The People of the State of New York, Respondent, v Richard Zinaman, Appellant.
    [687 NYS2d 316]
   Judgment, Supreme Court, New York County (Herbert Altman, J., on pretrial motions; Harold Beeler, J., at jury trial and sentence), rendered December 5, 1997, convicting defendant of four counts of sexual abuse in the first degree, and sentencing him to concurrent terms of 3 to 6 years, unanimously affirmed. The matter is remitted to Supreme Court, New York County, for further proceedings pursuant to CPL 460.50 (5).

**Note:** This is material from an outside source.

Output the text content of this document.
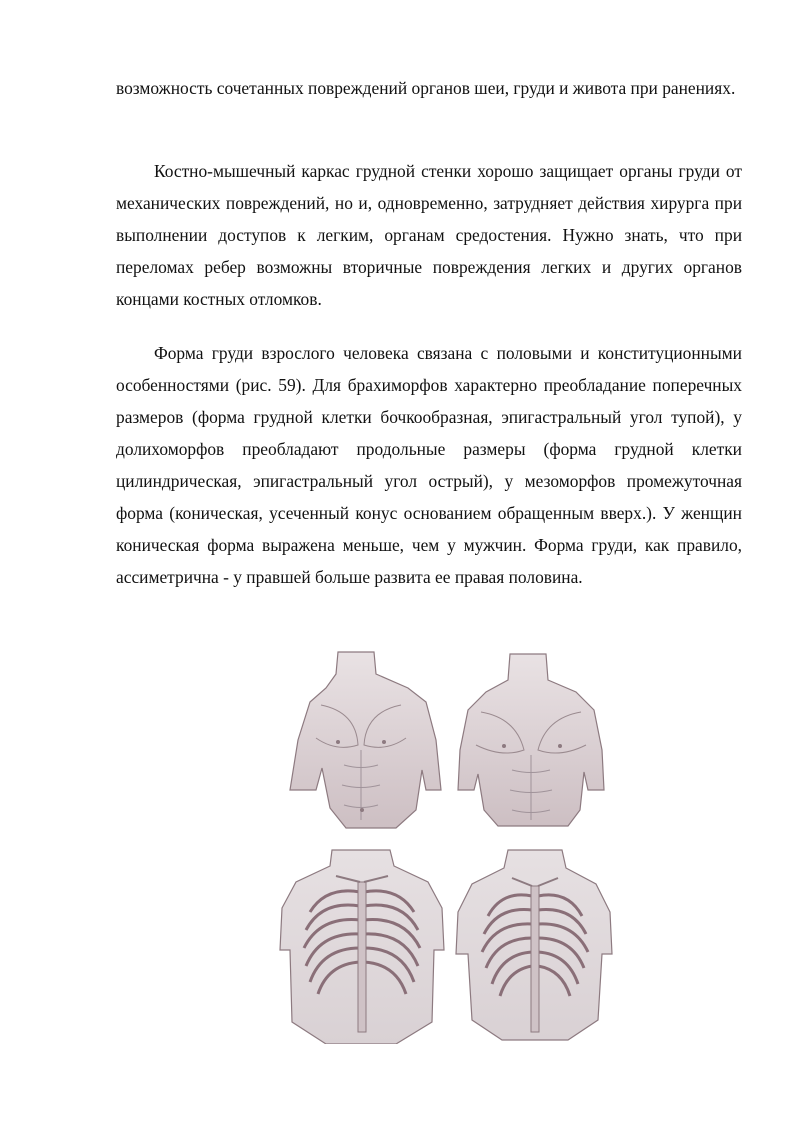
возможность сочетанных повреждений органов шеи, груди и живота при ранениях.

Костно-мышечный каркас грудной стенки хорошо защищает органы груди от механических повреждений, но и, одновременно, затрудняет действия хирурга при выполнении доступов к легким, органам средостения. Нужно знать, что при переломах ребер возможны вторичные повреждения легких и других органов концами костных отломков.

Форма груди взрослого человека связана с половыми и конституционными особенностями (рис. 59). Для брахиморфов характерно преобладание поперечных размеров (форма грудной клетки бочкообразная, эпигастральный угол тупой), у долихоморфов преобладают продольные размеры (форма грудной клетки цилиндрическая, эпигастральный угол острый), у мезоморфов промежуточная форма (коническая, усеченный конус основанием обращенным вверх.). У женщин коническая форма выражена меньше, чем у мужчин. Форма груди, как правило, ассиметрична - у правшей больше развита ее правая половина.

The motion court properly granted the People’s motion for consolidation and properly denied defendant’s severance motion. The cases were joinable because, even though based upon different criminal transactions, the offenses were of such nature that proof of any one would be material and admissible as evidence in chief upon a trial of the others (CPL 200.20 [2] [b]). In this connection, the court properly ruled that defendant’s alleged misuse of nitrous oxide in each case was proof of a unique modus operandi designed to attain a particular end. Once the court determined that the separate charges were properly join-able pursuant to CPL 200.20 (2) (b), “the court lacked statutory authority to sever” under CPL 200.20 (3), which applies where joinability rests solely upon the fact that the charged offenses are the same or similar in law (People v Bongarzone, 69 NY2d 892, 895).

The trial court properly denied defendant’s application for dismissal of a sworn juror based on the juror’s advice to the court and parties that she had some training in the field of neuroscience that touched upon the subject matter of expert testimony received at trial. The juror’s assurances, following extended inquiry, that she would refrain from applying her own knowledge to the deliberations and would determine the case based solely on the evidence presented, supported a finding that the juror did not possess a state of mind that would prevent her from rendering an impartial verdict (People v Buford, 69 NY2d 290, 298).

We perceive no abuse of discretion in sentencing.

We have considered and rejected defendant’s additional arguments. Concur — Nardelli, J. P., Lerner, Mazzarelli and Saxe, JJ.